No me imaginaba que desde Colcultura organizaríamos el mayor homenaje de la historia de los Premios Nobel en Estocolmo, a -22 °C. Los mejores representantes del verdadero folclor colombiano escogidos por Gloria Triana, piezas del Museo del Oro, una exhibición de los grandes pintores colombianos Botero, Obregón, Grau. Ese banquete real en el palacio, con mil invitados hechizados con las voces de la Negra Grande de Colombia y Totó la Momposina, los vallenatos encabezados por el maestro Escalona, los Congos de Barranquilla... en fin.
Tuve el honor de condecorarlo en nombre del Gobierno colombiano, no con la Cruz de Boyacá, que se negó a recibir, sino con otra. Conocí a Mercedes, altiva, distante, con porte de reina, sonrisa cálida y amorosa, un sentido del humor agudo y un olfato único para detectar lagartos y colados. Compartí de cerca con sus amigotes del alma: Mutis, Álvaro Castaño, Gloria Fuenmayor, Gonzalo Mallarino, Plinio Apuleyo Mendoza, entre otros.
Al leer Una despedida se me salieron las lágrimas. Un libro de una dignidad absoluta, lleno de amor, respeto y dolor. Lo visualicé frágil, casi como un niño, en su propio laberinto. Sentí el golpe del pájaro al estrellarse contra su ventana, el estoicismo de Mercedes, el cariño de sus enfermeras, el silencio de su habitación. Rodeado de amor y de esa tristeza infinita de todos los habitantes de la casona, viviendo esa impotencia diaria, testigos de cómo esa llama se consumía con el viento hasta apagarse del todo...

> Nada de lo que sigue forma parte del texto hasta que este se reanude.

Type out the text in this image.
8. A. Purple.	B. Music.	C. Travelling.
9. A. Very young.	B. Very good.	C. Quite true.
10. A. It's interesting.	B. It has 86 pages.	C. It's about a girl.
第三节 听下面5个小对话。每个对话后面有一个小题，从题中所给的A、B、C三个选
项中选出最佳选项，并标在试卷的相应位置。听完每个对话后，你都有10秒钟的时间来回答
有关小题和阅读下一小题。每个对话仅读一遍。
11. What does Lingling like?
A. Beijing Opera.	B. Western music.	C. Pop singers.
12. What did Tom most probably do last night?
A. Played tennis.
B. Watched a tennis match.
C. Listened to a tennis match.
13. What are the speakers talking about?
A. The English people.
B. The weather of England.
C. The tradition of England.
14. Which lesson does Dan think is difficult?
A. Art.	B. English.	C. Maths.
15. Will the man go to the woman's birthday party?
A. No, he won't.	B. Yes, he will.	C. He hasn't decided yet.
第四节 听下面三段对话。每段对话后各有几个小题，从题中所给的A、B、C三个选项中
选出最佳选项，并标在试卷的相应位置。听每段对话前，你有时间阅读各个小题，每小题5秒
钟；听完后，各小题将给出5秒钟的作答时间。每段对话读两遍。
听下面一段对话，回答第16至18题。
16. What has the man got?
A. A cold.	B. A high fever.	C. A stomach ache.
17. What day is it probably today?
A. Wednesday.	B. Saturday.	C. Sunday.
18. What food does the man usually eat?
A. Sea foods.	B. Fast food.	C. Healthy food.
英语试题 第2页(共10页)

Y luego Mercedes. Su partida final para tal vez encontrarse en una nueva dimensión y volverse a amar con locura. Fumando cigarrillos de nubes, con sus mantas guajiras tejidas de sol.
La última vez que lo vi fue en el aeropuerto de La Habana, tomándose un café con William Ospina. Me acerqué y lo abracé. Habían pasado muchos años, pero sentí ese calor humano y esa sonrisa amplia que se metió en mi memoria. Lo aplaudí en Cartagena en el Congreso de la Lengua Española, pero ya no me atreví a acercarme. Estaba con el rey de España y la intelectualidad hispana. Creo que fue una de sus últimas apariciones en público.
Cada vez que veo una mariposa amarilla revolotear entre las flores, le mando un beso mental extendido a Mercedes. Esta despedida será para mí el reencuentro emocional con esa pareja única. Gracias, Rodrigo, por compartirnos esos momentos del adiós definitivo para revivirlos en nuestra memoria... mientras nos llega el turno de sentir el golpe seco del pájaro negro al estrellarse contra nuestra propia ventana.
Luces y sombras, aplausos y soledad, memoria privilegiada y olvido. Nos quedan sus libros, esa magia trágica de Cien años de soledad donde pide que Colombia tenga otra oportunidad sobre la tierra, que en estos momentos parece desvanecerse, como si nuestro único destino fuera la violencia y las masacres.
Sigo con el alma encogida y al mismo tiempo llena de luz. Sensación extraña, compleja. Mientras yo viva, Gabo y Mercedes seguirán acompañándome. Porque la muerte solo llega con el olvido y no pienso olvidarlos jamás.